I was in Washington again, and, strange to say, we were camped for the first night right in sight of the Old Capitol Prison.
Mr. Stanton, the autocrat Secretary of War, failed entirely to suppress me. With all his arbitrary exercise of authority he could not keep me away from the front. Locking me up in Old Capitol Prison only detained me temporarily. If I had not been released I certainly should have escaped the same day.
The first visit I made in Washington after my return there as a soldier was to the Capitol.
Armed with a pass, duly approved by the Provost-Guard officers, and dressed up in my Sunday uniform, I called the member of Congress from my home District from his seat out into the corridor (Mr. Covode being absent), where I bluntly and briefly explained that I had been given a parole not to come South until released, but being satisfied in my own heart that it was a wrong to me, and injustice had been done through the envy and malice of some War Department officials, I had, upon the advice of such men as Covode, decided to enlist in the army, and they had formally notified the Secretary of my intention of so doing.
I had not officially been advised that "I was forgiven," and desired Mr. Blair to see the Secretary and arrange the matter for me. He looked at me with astonishment at first, and then, realizing the absurdity of the thing, laughed heartily, saying "Why, of course, that's all right; they would not dare to annoy you any further."
I was, further, most kindly assured that my friends in Congress would all see me through, in case I had any difficulties on that score.

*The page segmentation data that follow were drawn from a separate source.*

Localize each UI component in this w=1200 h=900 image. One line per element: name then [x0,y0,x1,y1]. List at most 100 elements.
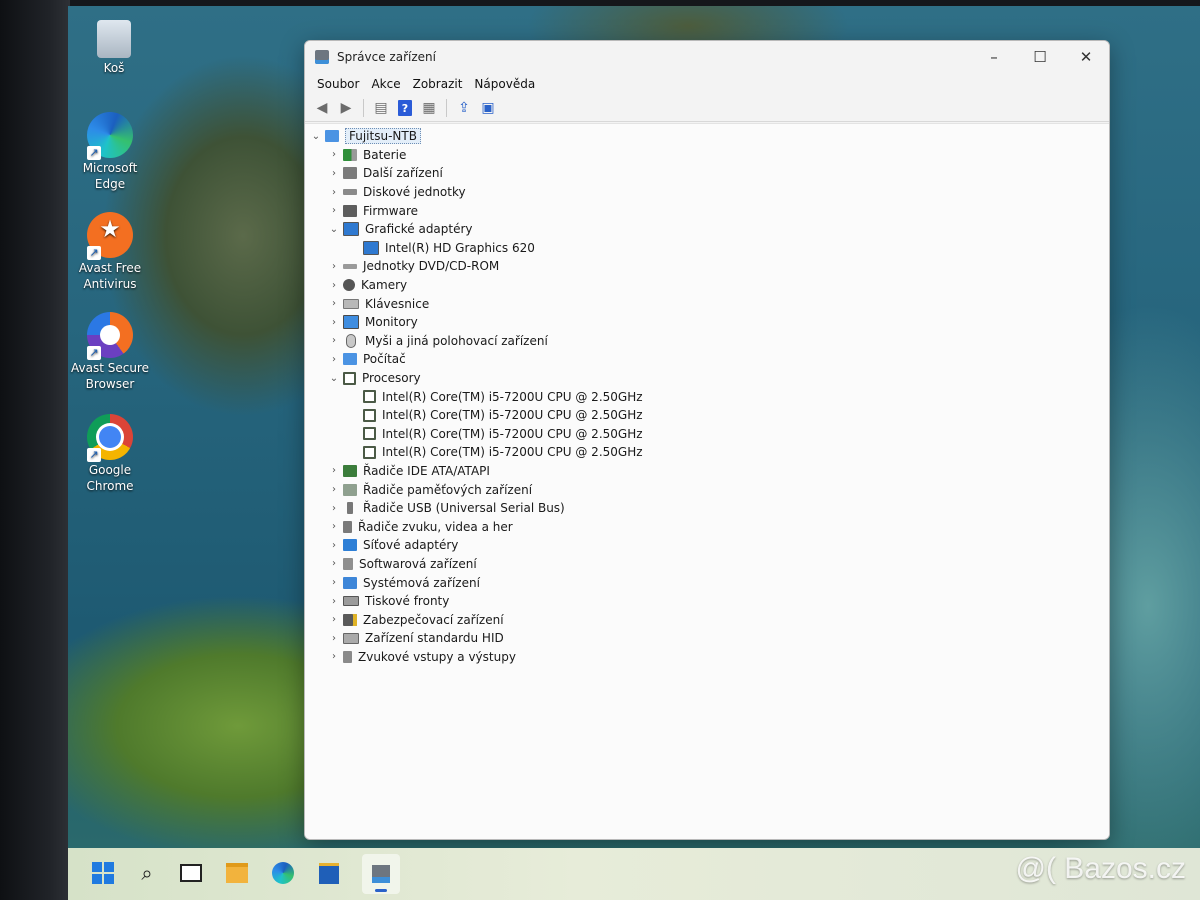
tree-item[interactable]: › Jednotky DVD/CD-ROM [305,257,1109,276]
tree-item[interactable]: › Řadiče paměťových zařízení [305,480,1109,499]
tree-item[interactable]: › Řadiče IDE ATA/ATAPI [305,462,1109,481]
scan-hardware-icon[interactable]: ▣ [477,98,499,118]
chevron-down-icon[interactable]: ⌄ [327,224,341,235]
tree-item[interactable]: › Myši a jiná polohovací zařízení [305,332,1109,351]
chevron-right-icon[interactable]: › [327,205,341,216]
tree-root[interactable]: ⌄ Fujitsu-NTB [305,127,1109,146]
tree-child-label: Intel(R) Core(TM) i5-7200U CPU @ 2.50GHz [382,408,643,423]
firmware-icon [343,204,357,217]
tree-item[interactable]: › Systémová zařízení [305,573,1109,592]
chevron-right-icon[interactable]: › [327,149,341,160]
tree-item[interactable]: › Softwarová zařízení [305,555,1109,574]
tree-item[interactable]: › Další zařízení [305,164,1109,183]
desktop-icon-recycle-bin[interactable]: Koš [74,20,154,76]
chevron-right-icon[interactable]: › [327,558,341,569]
tree-child-item[interactable]: Intel(R) Core(TM) i5-7200U CPU @ 2.50GHz [305,406,1109,425]
disk-drive-icon [343,189,357,196]
toolbar-separator [446,99,447,117]
tree-child-label: Intel(R) HD Graphics 620 [385,240,535,255]
menu-zobrazit[interactable]: Zobrazit [407,75,469,93]
desktop-icon-avast-free-antivirus[interactable]: ↗ Avast Free Antivirus [70,212,150,292]
maximize-button[interactable]: ☐ [1017,41,1063,73]
tree-item[interactable]: › Zvukové vstupy a výstupy [305,648,1109,667]
tree-item[interactable]: › Monitory [305,313,1109,332]
tree-child-item[interactable]: Intel(R) Core(TM) i5-7200U CPU @ 2.50GHz [305,443,1109,462]
back-arrow-icon[interactable]: ◀ [311,98,333,118]
tree-item[interactable]: ⌄ Grafické adaptéry [305,220,1109,239]
chevron-down-icon[interactable]: ⌄ [309,131,323,142]
device-manager-taskbar-button[interactable] [362,854,400,894]
chevron-right-icon[interactable]: › [327,465,341,476]
menu-soubor[interactable]: Soubor [311,75,365,93]
desktop-icon-microsoft-edge[interactable]: ↗ Microsoft Edge [70,112,150,192]
help-icon[interactable]: ? [398,100,412,116]
tree-child-item[interactable]: Intel(R) Core(TM) i5-7200U CPU @ 2.50GHz [305,425,1109,444]
chevron-right-icon[interactable]: › [327,540,341,551]
file-explorer-button[interactable] [224,860,250,886]
shortcut-arrow-icon: ↗ [87,246,101,260]
minimize-button[interactable]: – [971,41,1017,73]
tree-item-label: Systémová zařízení [363,575,480,590]
device-manager-window[interactable]: Správce zařízení – ☐ ✕ Soubor Akce Zobra… [304,40,1110,840]
task-view-button[interactable] [178,860,204,886]
chevron-right-icon[interactable]: › [327,503,341,514]
chevron-right-icon[interactable]: › [327,298,341,309]
tree-item[interactable]: ⌄ Procesory [305,369,1109,388]
dvd-drive-icon [343,263,357,269]
desktop-icon-label: Google Chrome [86,463,134,493]
properties-icon[interactable]: ▤ [370,98,392,118]
chevron-right-icon[interactable]: › [327,577,341,588]
chevron-right-icon[interactable]: › [327,187,341,198]
update-driver-icon[interactable]: ⇪ [453,98,475,118]
chevron-right-icon[interactable]: › [327,484,341,495]
chevron-right-icon[interactable]: › [327,335,341,346]
chevron-right-icon[interactable]: › [327,651,341,662]
tree-item-label: Zvukové vstupy a výstupy [358,649,516,664]
tree-item[interactable]: › Klávesnice [305,294,1109,313]
desktop-icon-label: Koš [103,61,125,75]
search-button[interactable]: ⌕ [134,860,160,886]
software-device-icon [343,557,353,570]
desktop-icon-google-chrome[interactable]: ↗ Google Chrome [70,414,150,494]
store-taskbar-button[interactable] [316,860,342,886]
tree-item[interactable]: › Zařízení standardu HID [305,629,1109,648]
chevron-right-icon[interactable]: › [327,317,341,328]
chevron-right-icon[interactable]: › [327,168,341,179]
desktop-icon-avast-secure-browser[interactable]: ↗ Avast Secure Browser [70,312,150,392]
desktop: Koš ↗ Microsoft Edge ↗ Avast Free Antivi… [68,6,1200,900]
device-tree[interactable]: ⌄ Fujitsu-NTB › Baterie › Další zařízení… [305,123,1109,839]
chevron-right-icon[interactable]: › [327,614,341,625]
tree-item[interactable]: › Diskové jednotky [305,183,1109,202]
chevron-right-icon[interactable]: › [327,596,341,607]
tree-item[interactable]: › Baterie [305,146,1109,165]
tree-item[interactable]: › Zabezpečovací zařízení [305,610,1109,629]
menu-napoveda[interactable]: Nápověda [468,75,541,93]
desktop-icon-label: Avast Free Antivirus [78,261,142,291]
chevron-right-icon[interactable]: › [327,280,341,291]
title-bar[interactable]: Správce zařízení – ☐ ✕ [305,41,1109,73]
tree-child-item[interactable]: Intel(R) HD Graphics 620 [305,239,1109,258]
tree-item[interactable]: › Firmware [305,201,1109,220]
tree-item[interactable]: › Tiskové fronty [305,592,1109,611]
chevron-right-icon[interactable]: › [327,521,341,532]
forward-arrow-icon[interactable]: ▶ [335,98,357,118]
start-button[interactable] [90,860,116,886]
chevron-down-icon[interactable]: ⌄ [327,373,341,384]
ide-controller-icon [343,464,357,477]
edge-taskbar-button[interactable] [270,860,296,886]
tree-item[interactable]: › Řadiče zvuku, videa a her [305,517,1109,536]
chevron-right-icon[interactable]: › [327,261,341,272]
tree-item[interactable]: › Počítač [305,350,1109,369]
chevron-right-icon[interactable]: › [327,354,341,365]
tree-item[interactable]: › Kamery [305,276,1109,295]
view-icon[interactable]: ▦ [418,98,440,118]
tree-item[interactable]: › Řadiče USB (Universal Serial Bus) [305,499,1109,518]
chevron-right-icon[interactable]: › [327,633,341,644]
tree-item-label: Zařízení standardu HID [365,631,504,646]
tree-child-item[interactable]: Intel(R) Core(TM) i5-7200U CPU @ 2.50GHz [305,387,1109,406]
tree-item-label: Řadiče paměťových zařízení [363,482,533,497]
processor-icon [343,371,356,385]
tree-item[interactable]: › Síťové adaptéry [305,536,1109,555]
menu-akce[interactable]: Akce [365,75,406,93]
close-button[interactable]: ✕ [1063,41,1109,73]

I left the Capitol, going straight to the War Department, where I endeavored to get an interview with the Secretary, but, dear me, a soldier—a common soldier—only a little Corporal in the Dragoon's uniform—presuming to address the Secretary of War, was something so unheard of among the old regular attendants about the door that they were disposed to fire me out of the up-stairs window for my effrontery. I had found it difficult as a civilian to reach the Secretary of War on several former occasions, but I learned, to my disgust, that as a soldier it was entirely impossible.
The lesson in the Regular Army etiquette which I took that day, burned itself so bitterly and deeply into my heart that I never attempted afterward to address anything higher than a First Sergeant in the Regular Army, except through the regular channels.
On account of an accident that happened me at Carlisle, I was permitted by Captain Rodenbaugh to sleep in a boarding-house during the first days after our arrival at Washington City, or until horses were issued to us. At Carlisle there was an old horse widely known among all the Regular cavalrymen who have been there as "Squeezer." At stable-call, I had noticed the men in the squad to which I had been advanced, all showed a singular alacrity in rushing to the task of cleaning their horses as soon as we broke ranks for this purpose. I learned by an experience that came near being serious, that this was caused not so much by anxiety of the troopers to clean horses, as to avoid a certain stall which Squeezer occupied.